Light physics tells us that a visible light ray reflects in a raindrop by about 42° (independent of the size of the drop — it's all because of refractive indexes). The sun is so far away that all its rays run almost parallel, so in direct sunlight let's just say they are. Consider an unbroken sheet of rain in front of the viewer lit by these parallel sun rays. Then the crucial observation is that points on the sheet the ray from the sun and the ray to the viewer are 42° apart, the viewer will see the first direct reflection of the sun ray (split because of dispersion within the droplet). Joining these points together forms the familiar band of color, always elliptical in real life, although the general solution to this geometry problem isn't always.

Watch as $v_y$ increases (i.e. the sun altitude increases), the solutions transition from elliptical to hyperbolic:

Note then that whenever an area of a rain sheet is illuminated by direct sunlight, there is some point on the ground where a viewer will see a rainbow band.

When obscured by a cloud, the sun's light rays are scattered by the water vapor and are no longer tightly bundled in parallel rays, so no coherent rainbow forms.

Then at every point on our map, let's calculate the sun's ray direction from time of day and latitude. Above a radar precipiation map, let's overlay a "cloudmask", which is just a map of cloud cover derived from satellite imagery. Wherever we can trace a sun ray from the ground at the boundary of a radar blob without hitting the cloudmask, there should be a rainbow! 🌈


NOAA and NASA publish the most frequent and diverse array of weather products in the English-speaking world, so the contiguous US is featured in this pilot implementation, due to the availability of current radar, cloudmask and ground observations (for cloud ceiling height).


Sources did not come easily, since they needed to be totally open and properly indexed for autonomous download by the server.
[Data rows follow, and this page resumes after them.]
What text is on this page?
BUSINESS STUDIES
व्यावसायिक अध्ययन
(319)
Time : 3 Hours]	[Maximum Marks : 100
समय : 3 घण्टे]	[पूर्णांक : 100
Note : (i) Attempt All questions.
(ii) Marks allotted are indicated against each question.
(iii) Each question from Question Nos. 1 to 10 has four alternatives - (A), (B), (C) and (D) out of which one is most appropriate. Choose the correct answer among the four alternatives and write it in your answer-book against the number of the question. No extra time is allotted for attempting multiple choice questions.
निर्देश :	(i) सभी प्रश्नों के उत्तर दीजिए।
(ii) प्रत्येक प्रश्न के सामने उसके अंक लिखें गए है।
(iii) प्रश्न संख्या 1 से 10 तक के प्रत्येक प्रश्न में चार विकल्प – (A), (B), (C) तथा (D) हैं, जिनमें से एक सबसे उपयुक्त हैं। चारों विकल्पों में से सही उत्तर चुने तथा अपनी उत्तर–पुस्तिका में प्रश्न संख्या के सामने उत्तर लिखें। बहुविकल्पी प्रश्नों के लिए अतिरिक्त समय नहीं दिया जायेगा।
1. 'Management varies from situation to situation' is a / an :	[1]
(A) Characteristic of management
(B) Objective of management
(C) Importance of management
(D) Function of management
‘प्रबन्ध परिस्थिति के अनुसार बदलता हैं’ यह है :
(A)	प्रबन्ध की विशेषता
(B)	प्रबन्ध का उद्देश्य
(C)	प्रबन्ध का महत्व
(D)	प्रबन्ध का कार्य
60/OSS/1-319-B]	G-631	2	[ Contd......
The cloudmask sources its data from the geostationary weather satellite GOES-EAST, processed and published by CIMSS. Radar is a national composite from the Mesonet run and maintained by Iowa State University, an excellent repository of present and historical, high-resolution radar imagery. Ground observations come directly from NOAA's API for METAR weather stations across the US.


The outer borders of radar blobs come from OpenCV's findContours. For all these peripheral pixels, I rely on pysolar to spit out the azimuth (compass direction) and altitude (angle subtended with the ground) of the sun. The cloud ceiling of a given radar blob is assumed to be constant, so any METAR station the program finds within the blob will do.

The program traces the sun ray from the ground to the ceiling elevation and checks if the cloud mask is empty. These points on the radar blob are marked in the webfront map.